# Client Level Differential Privacy Federated Learning Example

This example shows how to implement Differential Privacy into the Federated Learning framework. In this case we focus on *client level* privacy which is a more substantial version of instance level DP, where the participation of an entire client's set of data is protected from training dataset membership inference. This example uses the FedAvgM implementation with weighted averaging suggested in Learning Differentially Private Recurrent Language Models along with the adaptive clipping scheme proposed in Differentially Private Learning with Adaptive Clipping. The example uses an accountant specifically tailered to this approach. The clients are Poisson sampled by default.
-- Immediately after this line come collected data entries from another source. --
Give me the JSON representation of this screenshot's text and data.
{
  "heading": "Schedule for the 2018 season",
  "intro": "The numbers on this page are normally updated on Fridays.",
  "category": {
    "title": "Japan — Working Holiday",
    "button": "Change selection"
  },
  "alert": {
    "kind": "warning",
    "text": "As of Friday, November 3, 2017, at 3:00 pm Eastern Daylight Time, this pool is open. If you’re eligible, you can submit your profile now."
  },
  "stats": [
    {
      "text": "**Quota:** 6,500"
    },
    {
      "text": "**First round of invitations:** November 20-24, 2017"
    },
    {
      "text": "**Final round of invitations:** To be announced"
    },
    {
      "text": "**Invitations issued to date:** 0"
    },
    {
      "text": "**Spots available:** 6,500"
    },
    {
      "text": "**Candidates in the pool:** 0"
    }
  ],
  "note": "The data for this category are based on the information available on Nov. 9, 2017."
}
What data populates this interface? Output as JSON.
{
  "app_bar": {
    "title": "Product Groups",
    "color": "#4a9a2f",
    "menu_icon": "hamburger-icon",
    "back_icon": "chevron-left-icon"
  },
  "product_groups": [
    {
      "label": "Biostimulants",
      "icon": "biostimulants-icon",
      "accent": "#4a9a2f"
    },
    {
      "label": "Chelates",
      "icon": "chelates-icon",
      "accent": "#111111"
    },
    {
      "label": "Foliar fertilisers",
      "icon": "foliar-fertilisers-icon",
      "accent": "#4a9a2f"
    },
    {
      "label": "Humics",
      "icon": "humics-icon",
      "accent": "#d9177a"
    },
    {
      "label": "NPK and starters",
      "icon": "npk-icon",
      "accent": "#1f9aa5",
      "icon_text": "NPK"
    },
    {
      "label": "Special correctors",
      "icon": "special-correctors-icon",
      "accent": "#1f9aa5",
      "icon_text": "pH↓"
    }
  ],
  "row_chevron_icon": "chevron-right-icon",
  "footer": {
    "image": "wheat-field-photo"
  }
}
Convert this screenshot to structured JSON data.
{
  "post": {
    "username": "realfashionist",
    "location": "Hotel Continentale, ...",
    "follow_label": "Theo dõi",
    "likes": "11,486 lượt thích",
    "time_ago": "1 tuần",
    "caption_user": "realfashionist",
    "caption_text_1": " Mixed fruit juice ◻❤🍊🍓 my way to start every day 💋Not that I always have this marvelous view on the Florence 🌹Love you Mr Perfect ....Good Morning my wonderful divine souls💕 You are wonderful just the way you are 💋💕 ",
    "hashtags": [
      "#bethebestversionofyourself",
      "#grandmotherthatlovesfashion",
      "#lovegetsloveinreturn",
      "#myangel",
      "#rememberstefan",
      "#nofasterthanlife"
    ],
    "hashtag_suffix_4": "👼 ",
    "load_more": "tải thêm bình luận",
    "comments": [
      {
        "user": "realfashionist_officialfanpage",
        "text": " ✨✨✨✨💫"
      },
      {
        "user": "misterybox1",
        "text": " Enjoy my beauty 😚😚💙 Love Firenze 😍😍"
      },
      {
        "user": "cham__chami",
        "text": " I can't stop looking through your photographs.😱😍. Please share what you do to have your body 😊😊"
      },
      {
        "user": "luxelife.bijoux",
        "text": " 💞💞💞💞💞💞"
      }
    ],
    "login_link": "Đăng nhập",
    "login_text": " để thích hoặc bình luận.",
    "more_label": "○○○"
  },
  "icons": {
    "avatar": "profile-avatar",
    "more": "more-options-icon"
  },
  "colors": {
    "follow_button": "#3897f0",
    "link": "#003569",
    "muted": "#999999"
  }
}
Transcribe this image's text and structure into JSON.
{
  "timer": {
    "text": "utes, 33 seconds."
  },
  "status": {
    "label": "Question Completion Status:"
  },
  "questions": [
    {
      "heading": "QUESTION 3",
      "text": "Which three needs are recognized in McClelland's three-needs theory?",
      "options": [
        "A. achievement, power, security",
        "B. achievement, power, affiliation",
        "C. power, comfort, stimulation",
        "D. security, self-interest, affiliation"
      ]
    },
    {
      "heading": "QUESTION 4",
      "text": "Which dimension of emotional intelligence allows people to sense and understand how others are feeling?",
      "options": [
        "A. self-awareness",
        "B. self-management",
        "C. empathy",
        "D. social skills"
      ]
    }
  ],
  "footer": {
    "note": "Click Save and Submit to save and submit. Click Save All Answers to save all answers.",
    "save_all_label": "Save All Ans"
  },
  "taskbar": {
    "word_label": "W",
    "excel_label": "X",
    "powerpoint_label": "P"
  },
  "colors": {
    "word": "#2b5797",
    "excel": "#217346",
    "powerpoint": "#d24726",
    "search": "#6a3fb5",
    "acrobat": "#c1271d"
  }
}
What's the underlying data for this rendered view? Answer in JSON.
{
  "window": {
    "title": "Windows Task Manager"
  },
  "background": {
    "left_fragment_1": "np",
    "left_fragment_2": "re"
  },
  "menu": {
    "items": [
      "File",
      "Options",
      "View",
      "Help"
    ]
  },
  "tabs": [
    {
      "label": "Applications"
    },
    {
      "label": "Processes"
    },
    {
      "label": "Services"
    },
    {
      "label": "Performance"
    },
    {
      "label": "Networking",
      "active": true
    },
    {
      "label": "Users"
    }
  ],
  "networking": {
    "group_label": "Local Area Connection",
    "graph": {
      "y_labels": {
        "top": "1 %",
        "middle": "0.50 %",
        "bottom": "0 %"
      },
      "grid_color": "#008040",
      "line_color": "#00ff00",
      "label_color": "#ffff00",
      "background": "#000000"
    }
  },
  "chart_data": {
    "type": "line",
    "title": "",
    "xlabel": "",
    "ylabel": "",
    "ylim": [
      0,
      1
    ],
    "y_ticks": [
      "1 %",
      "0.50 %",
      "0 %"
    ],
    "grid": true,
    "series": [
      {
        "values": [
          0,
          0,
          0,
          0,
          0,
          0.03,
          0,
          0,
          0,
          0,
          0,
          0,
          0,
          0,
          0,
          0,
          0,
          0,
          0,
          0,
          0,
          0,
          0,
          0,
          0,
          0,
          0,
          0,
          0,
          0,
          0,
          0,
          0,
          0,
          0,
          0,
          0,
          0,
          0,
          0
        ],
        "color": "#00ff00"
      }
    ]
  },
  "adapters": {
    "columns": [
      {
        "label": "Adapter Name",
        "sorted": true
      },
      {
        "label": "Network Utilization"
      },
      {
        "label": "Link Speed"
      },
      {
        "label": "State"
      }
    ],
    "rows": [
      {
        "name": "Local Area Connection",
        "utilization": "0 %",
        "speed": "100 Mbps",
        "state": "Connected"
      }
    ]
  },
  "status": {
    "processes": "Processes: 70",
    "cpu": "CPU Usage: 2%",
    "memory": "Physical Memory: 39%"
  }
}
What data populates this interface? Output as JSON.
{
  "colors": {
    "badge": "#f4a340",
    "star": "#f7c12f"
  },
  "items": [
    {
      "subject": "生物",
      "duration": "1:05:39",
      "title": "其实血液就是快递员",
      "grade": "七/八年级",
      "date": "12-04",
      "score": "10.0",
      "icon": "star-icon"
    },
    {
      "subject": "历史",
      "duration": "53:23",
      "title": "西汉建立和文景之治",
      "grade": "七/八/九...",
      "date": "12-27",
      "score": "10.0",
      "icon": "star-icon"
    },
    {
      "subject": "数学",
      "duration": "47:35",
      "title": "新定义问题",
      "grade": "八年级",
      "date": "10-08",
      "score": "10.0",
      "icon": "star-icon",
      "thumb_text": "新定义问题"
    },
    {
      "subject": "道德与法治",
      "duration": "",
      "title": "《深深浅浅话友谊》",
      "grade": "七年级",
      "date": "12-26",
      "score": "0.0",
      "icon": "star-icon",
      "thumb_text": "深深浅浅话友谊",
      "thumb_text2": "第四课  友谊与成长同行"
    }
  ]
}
The example involves collaboratively learning a logistic regression model across multiple hospitals to classify breast cancer given 31 features. The dataset is sourced from [kaggle](https://www.kaggle.com/competitions/breast-cancer-classification/overview). A processed federated version of the dataset is available in the repository.

## Running the Example
In order to run the example, first ensure you have the virtual env of your choice activated and run
```
pip install --upgrade pip
pip install -r requirements.txt
```
to install all of the dependencies for this project.

## Starting Server

The next step is to start the server by running
```
python -m examples.dp_fed_examples.client_level_dp_weighted.server --config_path examples/dp_fed_examples/client_level_dp_weighted/config.yaml
```

## Starting Clients

Once the server has started and logged "FL starting," the next step, in separate terminals, is to start the clients expected by the server. This is done by simply running (remembering to activate your environment)
```
python -m examples.dp_fed_examples.client_level_dp_weighted.client --dataset_path examples/datasets/breast_cancer_data/hospital_#.csv
```
**NOTE**: The argument `dataset_path` has two functions, depending on whether the dataset exists locally or not. If
the dataset already exists at the path specified, it will be loaded from there. Otherwise, the dataset will be
automatically downloaded to the path specified and used in the run.

After the minimum number of clients have been started federated learning should commence.